Les dimensions sociales du livre d’artiste (ouvrage collectif édité par Anne Mœglin-Delcroix, avec un ensemble d’études et de témoignages de chercheurs, d’historiens, de bibliothécaires, d’éditeurs et d’artistes, ainsi que la réédition de deux textes historiques de Dick Higgins).
Le livre d’artiste est une forme récente de création où l’artiste utilise le support du livre pour produire une œuvre à part entière. Sous l’apparence d’un livre ordinaire, souvent modeste, il cherche à intervenir dans le champ des idées et des concepts plutôt qu’à exhiber le raffinement de sa forme graphique et éditoriale. Aussi le livre d’artiste change-t-il non seulement l’approche de la pratique artistique, mais aussi la façon de penser l’art. Le choix du médium du livre comme support d’une création présente un intérêt très particulier pour le chercheur : d’une part, il invite à penser à nouveaux frais le rapport de l’art contemporain et de la tradition ; d’autre part, il implique une réflexion critique sur la place que l’art occupe – ou qu’il pourrait occuper – dans l’espace social. Le livre d’artiste permet en effet de reconsidérer le rapport à la tradition dans la mesure où le livre, moyen d’expression traditionnel entre tous, est souvent utilisé par des artistes qui revendiquent par ailleurs leur appartenance à la dynamique de l’avant-garde artistique, identifiable, au contraire, à sa volonté de rompre avec les traditions. Au moment où d’aucuns déplorent la disparition des « mouvements artistiques », le livre d’artiste permet de prendre conscience de la nécessité d’examiner les projets de l’art inhérents aux travaux des artistes, au lieu de se fier au formalisme d’étiquettes a priori; ainsi correspond-il peut-être à une nouvelle époque de l’art où le choix des valeurs s’affirme avec plus de clarté.

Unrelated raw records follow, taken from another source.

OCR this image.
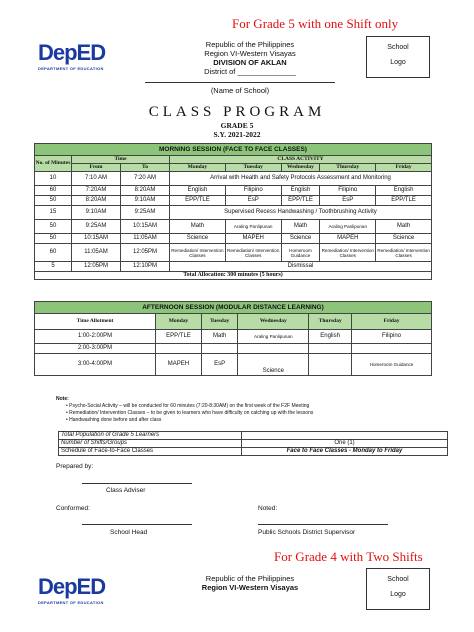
For Grade 5 with one Shift only
DepED
DEPARTMENT OF EDUCATION
Republic of the Philippines
Region VI-Western Visayas
DIVISION OF AKLAN
District of ______________
(Name of School)
School
Logo
CLASS PROGRAM
GRADE 5
S.Y. 2021-2022
MORNING SESSION (FACE TO FACE CLASSES)							
No. of Minutes	Time		CLASS ACTIVITY				
	From	To	Monday	Tuesday	Wednesday	Thursday	Friday
10	7:10 AM	7:20 AM	Arrival with Health and Safety Protocols Assessment and Monitoring				
60	7:20AM	8:20AM	English	Filipino	English	Filipino	English
50	8:20AM	9:10AM	EPP/TLE	EsP	EPP/TLE	EsP	EPP/TLE
15	9:10AM	9:25AM	Supervised Recess Handwashing / Toothbrushing Activity				
50	9:25AM	10:15AM	Math	Araling Panlipunan	Math	Araling Panlipunan	Math
50	10:15AM	11:05AM	Science	MAPEH	Science	MAPEH	Science
60	11:05AM	12:05PM	Remediation/ Intervention Classes	Remediation/ Intervention Classes	Homeroom Guidance	Remediation/ Intervention Classes	Remediation/ Intervention Classes
5	12:05PM	12:10PM	Dismissal				
Total Allocation: 300 minutes (5 hours)							
AFTERNOON SESSION (MODULAR DISTANCE LEARNING)					
Time Allotment	Monday	Tuesday	Wednesday	Thursday	Friday
1:00-2:00PM	EPP/TLE	Math	Araling Panlipunan	English	Filipino
2:00-3:00PM					
3:00-4:00PM	MAPEH	EsP	Science		Homeroom Guidance
Note:
• Psycho-Social Activity – will be conducted for 60 minutes (7:20-8:30AM) on the first week of the F2F Meeting
• Remediation/ Intervention Classes – to be given to learners who have difficulty on catching up with the lessons
• Handwashing done before and after class
Total Population of Grade 5 Learners	
Number of Shifts/Groups	One (1)
Schedule of Face-to-Face Classes	Face to Face Classes - Monday to Friday
Prepared by:
Class Adviser
Conformed:	Noted:
School Head	Public Schools District Supervisor
For Grade 4 with Two Shifts
DepED
DEPARTMENT OF EDUCATION
Republic of the Philippines
Region VI-Western Visayas
School
Logo
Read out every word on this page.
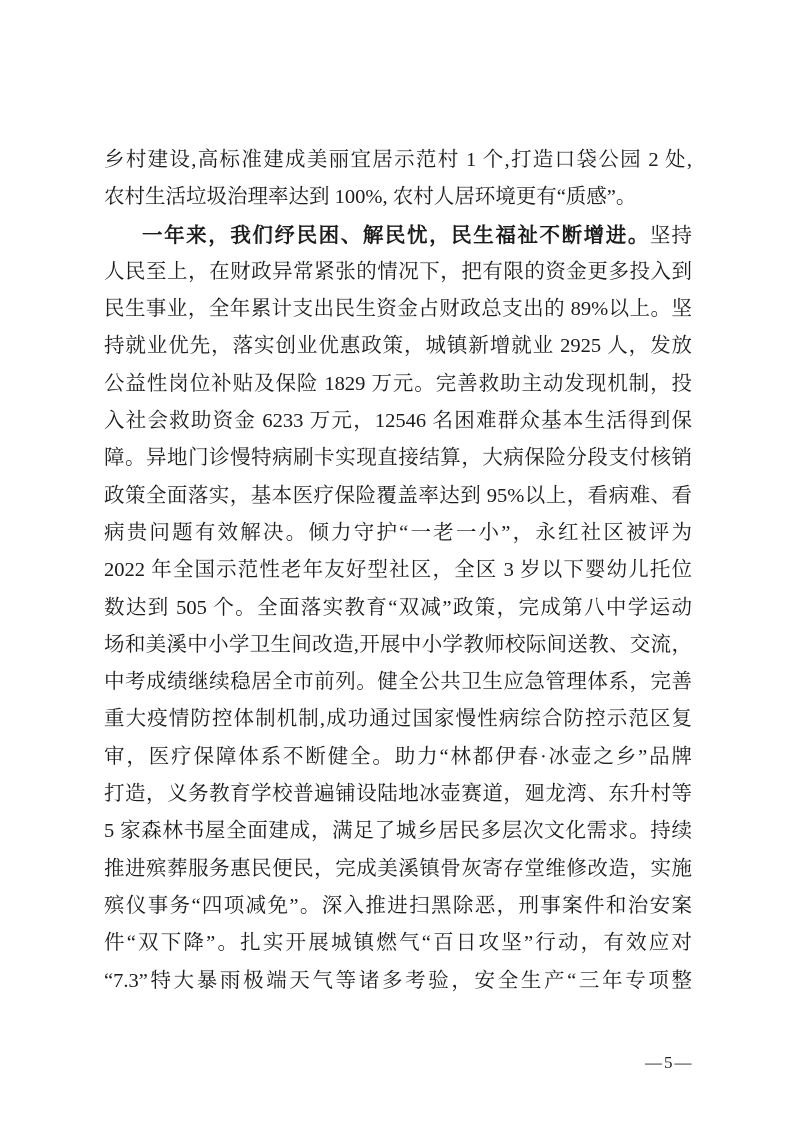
乡村建设,高标准建成美丽宜居示范村 1 个,打造口袋公园 2 处,
农村生活垃圾治理率达到 100%, 农村人居环境更有“质感”。
一年来，我们纾民困、解民忧，民生福祉不断增进。坚持
人民至上，在财政异常紧张的情况下，把有限的资金更多投入到
民生事业，全年累计支出民生资金占财政总支出的 89%以上。坚
持就业优先，落实创业优惠政策，城镇新增就业 2925 人，发放
公益性岗位补贴及保险 1829 万元。完善救助主动发现机制，投
入社会救助资金 6233 万元，12546 名困难群众基本生活得到保
障。异地门诊慢特病刷卡实现直接结算，大病保险分段支付核销
政策全面落实，基本医疗保险覆盖率达到 95%以上，看病难、看
病贵问题有效解决。倾力守护“一老一小”，永红社区被评为
2022 年全国示范性老年友好型社区，全区 3 岁以下婴幼儿托位
数达到 505 个。全面落实教育“双减”政策，完成第八中学运动
场和美溪中小学卫生间改造,开展中小学教师校际间送教、交流，
中考成绩继续稳居全市前列。健全公共卫生应急管理体系，完善
重大疫情防控体制机制,成功通过国家慢性病综合防控示范区复
审，医疗保障体系不断健全。助力“林都伊春·冰壶之乡”品牌
打造，义务教育学校普遍铺设陆地冰壶赛道，廻龙湾、东升村等
5 家森林书屋全面建成，满足了城乡居民多层次文化需求。持续
推进殡葬服务惠民便民，完成美溪镇骨灰寄存堂维修改造，实施
殡仪事务“四项减免”。深入推进扫黑除恶，刑事案件和治安案
件“双下降”。扎实开展城镇燃气“百日攻坚”行动，有效应对
“7.3”特大暴雨极端天气等诸多考验，安全生产“三年专项整
—5—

Le livre d’artiste permet également de réfléchir à la place de l’art dans la société dans la mesure où, en prenant la forme d’un livre ordinaire, accessible par son tirage comme par son prix, il permet à l’art contemporain de retrouver un ancrage dans la vie quotidienne : avec lui, l’art prend place dans nos bibliothèques et est partie prenante de nos lectures. Le livre d’artiste, en proposant une sorte d’économie démocratique de l’art, propose par là même une alternative aux dérives et délires du marché actuel de l’art. Le moment est venu d’examiner quelles perspectives sociales il ouvre à l’art.
Le projet spécifique du colloque « Le livre d’artiste : quels projets pour l’art ? » se proposait précisément d’interroger le (ou les) projet(s) de l’art implicite(s) au choix fait par les artistes, depuis bientôt cinquante ans, de produire tout ou partie de leur œuvre sous formes de livres, revues, inserts et autres imprimés. Il s’est agi bien sûr d’interpréter des livres, mais aussi d’exploiter les témoignages des acteurs du champ (artistes, éditeurs historiques, bibliothécaires, etc.). Il s’est aussi agi d’analyser le « chemin » des livres d’artistes dans la société : modalités spécifiques d’accès à l’art par le livre ainsi que de la réception de l’art par le spectateur devenu lecteur, mécanismes de diffusion, lieux d’archivage et de conservation, etc.). L’objectif a été d’identifier les valeurs qui déterminent les artistes à se tourner vers le livre aux dépens ou à côté de formes plus conventionnelles d’expression artistique (peinture, installation, vidéo, etc.), d’identifier aussi dans ces pratiques une forme de critique sociale.